2020年2月11日までに中国で報告されたすべてのCOVID-19症例を分析したところ、以下のような結果が出たということです。

計7万2,314例の患者記録の内訳

確定(咽頭スワブでのPCR検査陽性):4万4,672例(61.8%)
疑い(症状と暴露状況に基づき臨床的に診断された症例):1万6,186例(22.4%)
臨床診断(湖北省のみ。COVID-19と一致する肺造影像疑いの症例):1万567例(14.6%)
無症候(検査陽性だが、発熱やから咳などの症状がみられない症例):889例(1.2%)

以下のデータはすべて確定例での分析結果です。

年齢構成

9歳以下:416例(0.9%)
10~19歳:549例(1.2%)
20~29歳:3,619例(8.1%)
30~39歳:7,600例(17.0%)
40~49歳:8,571例(19.2%)
50~59歳:1万8例(22.4%)
60~69歳:8,583例(19.2%)
70~79歳:3,918例(8.8%)
80歳以上:1,408例(3.2%)

重症度

軽度:3万6,160例(80.9%)
中等度:6,168例(13.8%)
重度:2,087例(4.7%)
不明:257例(0.6%)

1,023例が死亡し、全体の致命率は2.3%。

年齢層別の死亡数(致命率、死亡率[per 10 PD])

9歳以下:なし
10~19歳:1例(0.2%、0.002)
20~29歳:7例(0.2%、0.001)
30~39歳:18例(0.2%、0.002)
40~49歳:38例(0.4%、0.003)
50~59歳:130例(1.3%、0.009)
60~69歳:309例(3.6%、0.024)
70~79歳:312例(8.0%、0.056)
80歳以上:208例(14.8%、0.111)
※致命率:(死亡例数/確定例数)×100(%) 死亡率:死亡例数/総観察時間(per 10 person-days[PD])

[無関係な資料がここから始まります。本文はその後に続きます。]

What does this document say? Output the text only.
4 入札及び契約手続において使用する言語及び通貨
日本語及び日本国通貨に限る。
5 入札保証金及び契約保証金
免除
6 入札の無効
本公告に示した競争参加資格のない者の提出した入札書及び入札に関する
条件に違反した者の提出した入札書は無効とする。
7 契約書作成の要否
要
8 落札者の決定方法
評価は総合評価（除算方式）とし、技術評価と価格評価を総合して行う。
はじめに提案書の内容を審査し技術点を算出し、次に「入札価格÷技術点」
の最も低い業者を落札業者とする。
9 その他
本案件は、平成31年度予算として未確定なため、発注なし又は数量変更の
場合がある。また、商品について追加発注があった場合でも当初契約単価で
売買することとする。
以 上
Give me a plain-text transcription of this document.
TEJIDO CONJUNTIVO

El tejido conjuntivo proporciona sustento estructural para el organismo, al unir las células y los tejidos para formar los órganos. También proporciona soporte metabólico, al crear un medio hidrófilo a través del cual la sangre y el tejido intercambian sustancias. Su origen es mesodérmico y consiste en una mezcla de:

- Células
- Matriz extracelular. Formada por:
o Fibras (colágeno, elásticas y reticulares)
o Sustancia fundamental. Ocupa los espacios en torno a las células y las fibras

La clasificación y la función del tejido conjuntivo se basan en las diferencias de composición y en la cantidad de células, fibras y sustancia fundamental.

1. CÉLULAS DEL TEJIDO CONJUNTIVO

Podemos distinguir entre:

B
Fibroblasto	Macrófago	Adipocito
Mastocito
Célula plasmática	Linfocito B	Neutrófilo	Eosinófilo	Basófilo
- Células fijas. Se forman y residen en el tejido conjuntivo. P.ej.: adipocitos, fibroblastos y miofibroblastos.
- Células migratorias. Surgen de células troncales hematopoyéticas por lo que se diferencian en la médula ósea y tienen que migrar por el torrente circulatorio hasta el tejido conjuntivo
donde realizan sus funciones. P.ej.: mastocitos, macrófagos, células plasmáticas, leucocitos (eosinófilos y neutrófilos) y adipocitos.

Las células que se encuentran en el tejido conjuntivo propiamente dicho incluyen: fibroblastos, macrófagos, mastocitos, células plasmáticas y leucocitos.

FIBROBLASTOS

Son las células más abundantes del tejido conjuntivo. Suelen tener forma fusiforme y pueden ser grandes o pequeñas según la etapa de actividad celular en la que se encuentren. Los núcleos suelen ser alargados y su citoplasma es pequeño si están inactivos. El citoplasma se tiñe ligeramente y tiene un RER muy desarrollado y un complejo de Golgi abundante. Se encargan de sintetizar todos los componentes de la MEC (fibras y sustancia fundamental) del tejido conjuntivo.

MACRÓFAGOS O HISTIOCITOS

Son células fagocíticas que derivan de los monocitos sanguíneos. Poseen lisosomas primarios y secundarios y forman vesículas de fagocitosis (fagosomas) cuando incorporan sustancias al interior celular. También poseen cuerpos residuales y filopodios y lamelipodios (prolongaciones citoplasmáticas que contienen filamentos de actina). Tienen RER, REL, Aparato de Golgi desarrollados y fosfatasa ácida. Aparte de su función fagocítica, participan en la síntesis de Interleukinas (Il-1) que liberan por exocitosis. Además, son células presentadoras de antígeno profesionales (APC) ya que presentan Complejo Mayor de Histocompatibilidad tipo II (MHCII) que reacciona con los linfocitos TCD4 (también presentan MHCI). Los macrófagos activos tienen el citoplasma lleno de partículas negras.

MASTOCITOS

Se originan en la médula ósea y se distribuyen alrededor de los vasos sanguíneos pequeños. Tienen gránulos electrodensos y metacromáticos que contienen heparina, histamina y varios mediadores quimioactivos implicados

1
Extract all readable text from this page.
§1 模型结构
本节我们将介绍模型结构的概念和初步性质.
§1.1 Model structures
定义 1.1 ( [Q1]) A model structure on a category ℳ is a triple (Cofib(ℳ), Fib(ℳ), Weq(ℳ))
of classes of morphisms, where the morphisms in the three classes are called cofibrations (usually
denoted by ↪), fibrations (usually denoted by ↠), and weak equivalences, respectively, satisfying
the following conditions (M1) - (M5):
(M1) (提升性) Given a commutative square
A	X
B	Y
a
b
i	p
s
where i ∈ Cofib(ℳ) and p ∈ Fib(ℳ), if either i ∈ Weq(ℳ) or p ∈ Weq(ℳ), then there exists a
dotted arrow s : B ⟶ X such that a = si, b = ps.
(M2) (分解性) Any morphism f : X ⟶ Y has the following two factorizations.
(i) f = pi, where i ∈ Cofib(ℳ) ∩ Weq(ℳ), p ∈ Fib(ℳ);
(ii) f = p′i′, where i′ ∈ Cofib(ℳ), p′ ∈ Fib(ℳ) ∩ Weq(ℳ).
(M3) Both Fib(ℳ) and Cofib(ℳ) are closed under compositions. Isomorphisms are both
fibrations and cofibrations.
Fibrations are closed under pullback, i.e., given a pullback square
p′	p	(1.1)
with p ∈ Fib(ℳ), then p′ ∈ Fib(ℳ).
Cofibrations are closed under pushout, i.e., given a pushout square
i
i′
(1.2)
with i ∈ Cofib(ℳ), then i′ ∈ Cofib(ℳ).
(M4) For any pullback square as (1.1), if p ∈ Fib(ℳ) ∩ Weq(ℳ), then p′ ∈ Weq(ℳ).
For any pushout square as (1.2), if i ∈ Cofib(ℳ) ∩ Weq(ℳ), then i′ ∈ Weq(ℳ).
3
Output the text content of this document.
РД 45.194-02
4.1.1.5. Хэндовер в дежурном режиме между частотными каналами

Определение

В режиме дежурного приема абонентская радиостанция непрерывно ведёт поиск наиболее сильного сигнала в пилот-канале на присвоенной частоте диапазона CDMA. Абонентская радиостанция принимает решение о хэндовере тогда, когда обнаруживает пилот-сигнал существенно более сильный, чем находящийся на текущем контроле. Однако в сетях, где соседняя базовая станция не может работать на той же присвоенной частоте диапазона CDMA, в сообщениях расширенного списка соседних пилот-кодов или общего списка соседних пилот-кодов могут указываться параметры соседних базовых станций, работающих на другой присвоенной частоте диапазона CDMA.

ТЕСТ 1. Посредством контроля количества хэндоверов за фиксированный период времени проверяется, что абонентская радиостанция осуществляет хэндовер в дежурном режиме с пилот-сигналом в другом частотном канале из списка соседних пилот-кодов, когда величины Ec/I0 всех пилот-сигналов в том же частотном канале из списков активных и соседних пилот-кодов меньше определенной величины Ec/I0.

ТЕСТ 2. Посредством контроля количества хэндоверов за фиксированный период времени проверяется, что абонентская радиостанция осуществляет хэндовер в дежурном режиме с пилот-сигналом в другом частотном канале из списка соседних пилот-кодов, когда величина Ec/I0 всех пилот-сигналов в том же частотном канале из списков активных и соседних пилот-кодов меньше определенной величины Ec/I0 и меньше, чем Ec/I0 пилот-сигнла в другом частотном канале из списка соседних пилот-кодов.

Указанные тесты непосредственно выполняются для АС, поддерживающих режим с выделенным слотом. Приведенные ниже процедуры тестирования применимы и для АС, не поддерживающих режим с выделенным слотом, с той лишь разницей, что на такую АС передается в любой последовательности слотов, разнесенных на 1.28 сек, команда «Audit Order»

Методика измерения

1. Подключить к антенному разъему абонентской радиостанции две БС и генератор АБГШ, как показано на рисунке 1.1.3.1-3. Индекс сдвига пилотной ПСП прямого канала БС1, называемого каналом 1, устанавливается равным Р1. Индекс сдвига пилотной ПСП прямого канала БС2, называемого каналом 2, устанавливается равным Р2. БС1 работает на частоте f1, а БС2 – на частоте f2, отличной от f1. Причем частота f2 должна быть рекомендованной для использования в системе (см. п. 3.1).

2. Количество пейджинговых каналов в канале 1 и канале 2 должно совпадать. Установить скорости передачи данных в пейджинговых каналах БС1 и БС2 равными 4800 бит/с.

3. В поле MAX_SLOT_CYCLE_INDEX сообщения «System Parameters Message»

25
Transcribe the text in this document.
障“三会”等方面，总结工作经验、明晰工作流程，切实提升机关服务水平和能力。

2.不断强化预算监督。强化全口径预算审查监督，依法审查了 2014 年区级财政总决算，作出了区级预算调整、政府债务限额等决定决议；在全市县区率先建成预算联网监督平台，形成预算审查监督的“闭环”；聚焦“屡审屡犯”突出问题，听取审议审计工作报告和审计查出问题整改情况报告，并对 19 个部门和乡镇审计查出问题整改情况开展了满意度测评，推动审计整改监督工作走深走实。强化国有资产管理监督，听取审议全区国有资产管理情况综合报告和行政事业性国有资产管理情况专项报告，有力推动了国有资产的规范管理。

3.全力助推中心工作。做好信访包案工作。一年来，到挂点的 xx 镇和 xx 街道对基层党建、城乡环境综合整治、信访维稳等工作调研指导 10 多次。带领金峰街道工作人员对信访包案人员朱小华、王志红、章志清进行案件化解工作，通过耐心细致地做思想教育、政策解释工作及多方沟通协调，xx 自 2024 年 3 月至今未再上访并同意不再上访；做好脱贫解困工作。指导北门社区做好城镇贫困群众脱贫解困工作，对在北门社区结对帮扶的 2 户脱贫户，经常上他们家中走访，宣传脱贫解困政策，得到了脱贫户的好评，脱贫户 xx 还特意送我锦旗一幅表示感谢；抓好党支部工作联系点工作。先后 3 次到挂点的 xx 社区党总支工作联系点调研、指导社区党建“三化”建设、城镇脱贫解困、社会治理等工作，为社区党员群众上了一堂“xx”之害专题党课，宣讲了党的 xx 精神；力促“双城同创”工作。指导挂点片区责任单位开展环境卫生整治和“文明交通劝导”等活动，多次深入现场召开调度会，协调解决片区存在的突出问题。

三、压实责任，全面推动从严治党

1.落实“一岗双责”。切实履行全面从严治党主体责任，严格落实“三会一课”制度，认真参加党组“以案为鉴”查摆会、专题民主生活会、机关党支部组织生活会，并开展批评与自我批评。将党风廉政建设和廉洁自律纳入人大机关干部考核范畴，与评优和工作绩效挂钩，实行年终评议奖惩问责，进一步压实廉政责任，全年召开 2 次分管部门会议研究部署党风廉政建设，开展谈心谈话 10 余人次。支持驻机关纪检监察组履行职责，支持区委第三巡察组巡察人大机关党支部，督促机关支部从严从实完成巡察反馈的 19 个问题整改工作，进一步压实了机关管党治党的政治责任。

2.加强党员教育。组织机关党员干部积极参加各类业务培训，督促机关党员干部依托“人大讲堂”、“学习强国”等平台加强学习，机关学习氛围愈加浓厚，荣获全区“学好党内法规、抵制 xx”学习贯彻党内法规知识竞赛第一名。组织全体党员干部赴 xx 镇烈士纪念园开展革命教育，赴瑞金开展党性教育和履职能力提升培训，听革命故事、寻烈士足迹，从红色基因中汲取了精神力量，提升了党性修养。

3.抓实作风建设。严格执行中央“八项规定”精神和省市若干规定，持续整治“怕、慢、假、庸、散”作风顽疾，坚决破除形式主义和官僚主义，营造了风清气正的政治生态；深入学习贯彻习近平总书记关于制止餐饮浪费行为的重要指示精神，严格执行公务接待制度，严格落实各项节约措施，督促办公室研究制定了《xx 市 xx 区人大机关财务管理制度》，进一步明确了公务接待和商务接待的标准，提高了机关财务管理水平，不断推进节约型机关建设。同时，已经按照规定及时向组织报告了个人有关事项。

併存疾患別の死亡数(致命率、死亡率[per 10 PD])

心血管疾患92例(10.5%、0.068)
糖尿病80例(7.3%、0.045)
慢性呼吸器疾患32例(6.3%、0.040)
高血圧161例(6.0%、0.038)
がん6例(5.6%、0.036)
併存疾患なし:133例(0.9%、0.005)

この論文によると、「発症の流行曲線は1月23~26日頃および2月1日にピークに達し、その後減少傾向にある」とのことですが、このまま徐々に収束に向かってくれるのでしょうか。もっとも、中国で収束に向かったからといって、日本で収束に向かうかはまた別の話ですが。日本でも早く症例解析が出て対策に役立てられることを期待します。